Doctoral students who take out large loans complete their degrees more quickly than do students who have smaller loans or no loans, according to a recent study. One possible reason: The large loans free people from the need to take part-time jobs, which cut into time available for their graduate work.
The study, by two researchers at the University of Kansas School of Education, used data from the National Science Foundation's Survey of Earned Doctorates to examine whether loan amount influences the time it takes to complete a doctoral degree. The data came from all 43,354 people who received doctorates in the 12-month period ending in June 2005.
The study was conducted by Dongbin Kim, an assistant professor at Kansas, and Cindy Otts, a doctoral student. An early draft of a report on the study, "The Effect of Loans on Time to Doctorate Degree," was presented at the Association for Institutional Research conference in 2008, and now The Journal of Higher Education has published the paper's final version.
The study defined a "large loan" as one exceeding $50,000 for undergraduate and graduate study combined. It found that, except in the social sciences, students with large loans tended to complete their doctoral degrees more quickly. Ms. Kim said that large loans may let doctoral candidates dedicate themselves to being full-time students, which would shorten their time to complete their degrees. Also, she suggested that students with large loans may want to finish their degrees quickly so they can start paying off the debt sooner.
The study acknowledges an important limitation: It did not include data from students who drop out of programs, who make up more than half of all doctoral students. It is possible that some students drop out because of the burden of large loans, but because there are no data available for those students, this study considers only degree recipients.
Discomfort as a Motivator
Sharon M. Brucker is one of the authors of Educating Scholars (Princeton University Press), which includes a chapter on how financial support influences the completion of doctorates. While the book doesn't look specifically at loans, Ms. Brucker said, people who have guaranteed financial packages tend to take longer to complete degrees.
"When you're comfortable, it takes longer," she said. "When you're uncomfortable, you're going to get finished."
Ms. Kim and Ms. Otts's study also looks at how the specific type of financial assistance a student receives affects the amount of time it takes to complete a degree. For instance, the analysis shows that students who are compensated for being teaching assistants take longer to finish than students who receive support in the form of research assistantships or fellowships.
"If they want to be a faculty member eventually, having teaching experience could be very important," Ms. Kim said. However, she added, for students who wish to go other routes, teaching may simply delay the amount of time it takes them to get a degree, without any direct benefit to their career.
Peter A. Rickman, a co-president of the Teaching Assistants' Association at the University of Wisconsin at Madison, was not surprised that the study found that being a teaching assistant can lengthen the amount of time it takes to complete a degree. However, he said, being a research assistant or project assistant could have a similar effect. He added that assistantships are crucial even for the students who don't want to stay in academe.

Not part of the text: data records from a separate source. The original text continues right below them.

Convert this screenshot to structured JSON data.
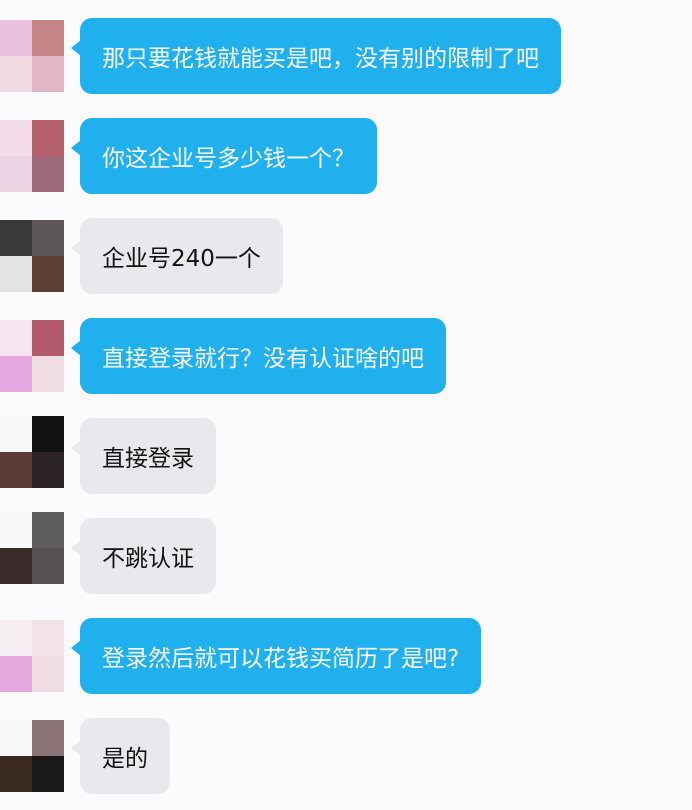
{
  "conversation": {
    "messages": [
      {
        "text": "那只要花钱就能买是吧，没有别的限制了吧",
        "style": "blue",
        "avatar_colors": [
          "#e9c0de",
          "#c58585",
          "#f0dbe3",
          "#e2b7c5"
        ]
      },
      {
        "text": "你这企业号多少钱一个？",
        "style": "blue",
        "avatar_colors": [
          "#f3dce8",
          "#b5606c",
          "#ead3e3",
          "#9c6a78"
        ]
      },
      {
        "text": "企业号240一个",
        "style": "grey",
        "avatar_colors": [
          "#3a3a3a",
          "#5d5757",
          "#e4e4e4",
          "#5d3e35"
        ]
      },
      {
        "text": "直接登录就行？没有认证啥的吧",
        "style": "blue",
        "avatar_colors": [
          "#f6e4ee",
          "#b45a6e",
          "#e6a6df",
          "#f0dde2"
        ]
      },
      {
        "text": "直接登录",
        "style": "grey",
        "avatar_colors": [
          "#f7f7f7",
          "#121212",
          "#5a3a37",
          "#2d2525"
        ]
      },
      {
        "text": "不跳认证",
        "style": "grey",
        "avatar_colors": [
          "#f8f8f8",
          "#5e5e5e",
          "#3a2a2a",
          "#565252"
        ]
      },
      {
        "text": "登录然后就可以花钱买简历了是吧?",
        "style": "blue",
        "avatar_colors": [
          "#f5eef3",
          "#f1e3e6",
          "#e6a8de",
          "#f1dee4"
        ]
      },
      {
        "text": "是的",
        "style": "grey",
        "avatar_colors": [
          "#f7f7f7",
          "#8a7276",
          "#3a2a22",
          "#191919"
        ]
      }
    ]
  }
}
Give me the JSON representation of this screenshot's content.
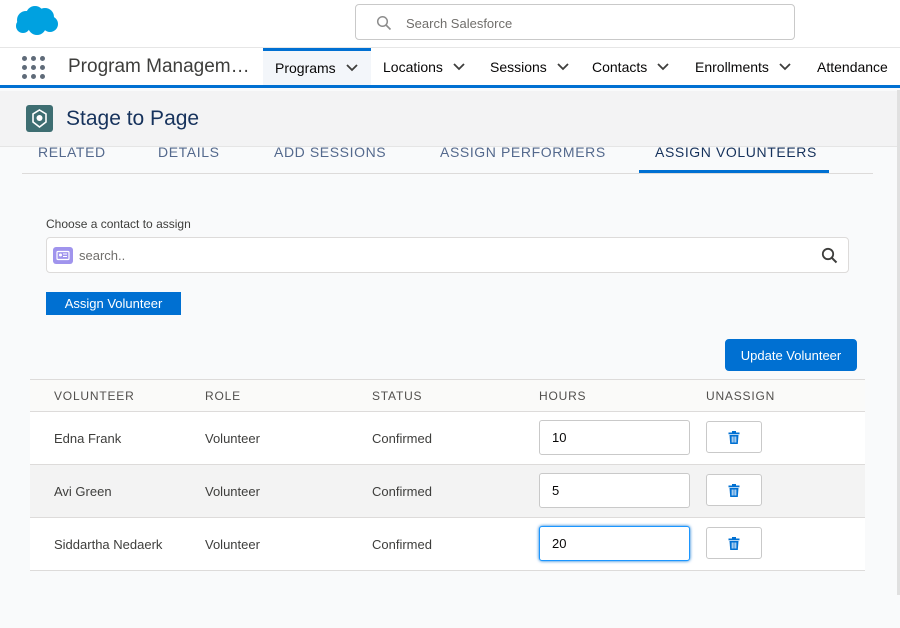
{
  "global_header": {
    "search_placeholder": "Search Salesforce"
  },
  "app_nav": {
    "app_name": "Program Managem…",
    "tabs": [
      {
        "label": "Programs",
        "active": true
      },
      {
        "label": "Locations"
      },
      {
        "label": "Sessions"
      },
      {
        "label": "Contacts"
      },
      {
        "label": "Enrollments"
      },
      {
        "label": "Attendance"
      }
    ]
  },
  "record": {
    "title": "Stage to Page"
  },
  "record_tabs": [
    {
      "label": "RELATED"
    },
    {
      "label": "DETAILS"
    },
    {
      "label": "ADD SESSIONS"
    },
    {
      "label": "ASSIGN PERFORMERS"
    },
    {
      "label": "ASSIGN VOLUNTEERS",
      "active": true
    }
  ],
  "assign_form": {
    "label": "Choose a contact to assign",
    "search_placeholder": "search..",
    "assign_button": "Assign Volunteer",
    "update_button": "Update Volunteer"
  },
  "table": {
    "columns": [
      "VOLUNTEER",
      "ROLE",
      "STATUS",
      "HOURS",
      "UNASSIGN"
    ],
    "rows": [
      {
        "volunteer": "Edna Frank",
        "role": "Volunteer",
        "status": "Confirmed",
        "hours": "10"
      },
      {
        "volunteer": "Avi Green",
        "role": "Volunteer",
        "status": "Confirmed",
        "hours": "5"
      },
      {
        "volunteer": "Siddartha Nedaerk",
        "role": "Volunteer",
        "status": "Confirmed",
        "hours": "20"
      }
    ]
  },
  "colors": {
    "brand": "#0070d2",
    "salesforce_cloud": "#00a1e0",
    "contact_icon": "#a094ed",
    "object_icon": "#3e6e72"
  },
  "icons": [
    "salesforce-logo",
    "search-icon",
    "app-launcher-icon",
    "chevron-down-icon",
    "contact-icon",
    "trash-icon"
  ]
}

"Assistantships are an important part of every grad's time in school, beyond just the funding concerns," he said. "It's really important for grads to be contributing to an academic community."

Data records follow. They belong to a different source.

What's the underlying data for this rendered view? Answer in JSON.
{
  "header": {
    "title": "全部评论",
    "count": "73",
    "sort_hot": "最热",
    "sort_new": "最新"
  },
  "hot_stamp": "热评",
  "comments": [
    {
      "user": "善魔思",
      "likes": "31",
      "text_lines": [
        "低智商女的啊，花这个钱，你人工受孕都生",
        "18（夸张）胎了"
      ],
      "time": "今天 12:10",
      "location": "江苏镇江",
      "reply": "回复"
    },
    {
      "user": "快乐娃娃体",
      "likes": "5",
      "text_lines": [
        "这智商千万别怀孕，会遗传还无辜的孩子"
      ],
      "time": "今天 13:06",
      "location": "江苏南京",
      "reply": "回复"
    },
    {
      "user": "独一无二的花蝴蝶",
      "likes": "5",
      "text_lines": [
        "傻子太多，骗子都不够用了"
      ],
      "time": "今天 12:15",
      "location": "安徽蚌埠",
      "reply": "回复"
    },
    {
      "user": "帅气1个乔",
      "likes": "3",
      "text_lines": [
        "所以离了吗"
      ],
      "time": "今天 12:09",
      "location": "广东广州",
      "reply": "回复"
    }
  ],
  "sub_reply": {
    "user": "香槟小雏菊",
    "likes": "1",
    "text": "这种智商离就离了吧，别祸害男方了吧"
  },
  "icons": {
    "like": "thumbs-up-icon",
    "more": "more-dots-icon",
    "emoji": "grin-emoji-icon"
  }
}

The study did not look expressly at financial support in the summer, but Ms. Brucker said that such assistance is critical.
"We found that, of all the kinds of financial support, one of the kinds that made the biggest difference is to have additional support in the summer," she said. "In the sciences, everyone has support in the summer. In the humanities, it is much less common."
Patterns by Race
The study also examines how the relationship between loan amount and time to degree is affected by race and ethnicity, field of study, and type of institution.
Ms. Kim noted that black and Hispanic students are less likely than their Asian and white counterparts to receive research assistantships. A research assistantship can help prepare a student for the job market, she said, and shorten the time it takes to complete a degree. Though faculty members would probably want to choose research assistants based on merit alone, she said, it would be good for professors to have an incentive, like a grant, to give research assistantships to black and Hispanic students.
With regard to field of study, students in the humanities took the longest to complete their degrees, followed by students in education and the social sciences. Engineering students finished most quickly. The analysis also showed that students in the humanities and social sciences were twice as likely to borrow at the graduate level than students in engineering, the physical sciences, and biological sciences.
Finally, the study showed that, except for tuition and Carnegie classification, an institution's characteristics do not affect the time it takes students to complete their degrees.
It found that doctoral students at research-intensive institutions borrow more than those at research-extensive institutions, and that students in the social sciences at research-extensive institutions take significantly longer to complete a doctorate.
It also found that students in the biological sciences, engineering, and the humanities at institutions with higher tuition take significantly longer to complete their doctorates.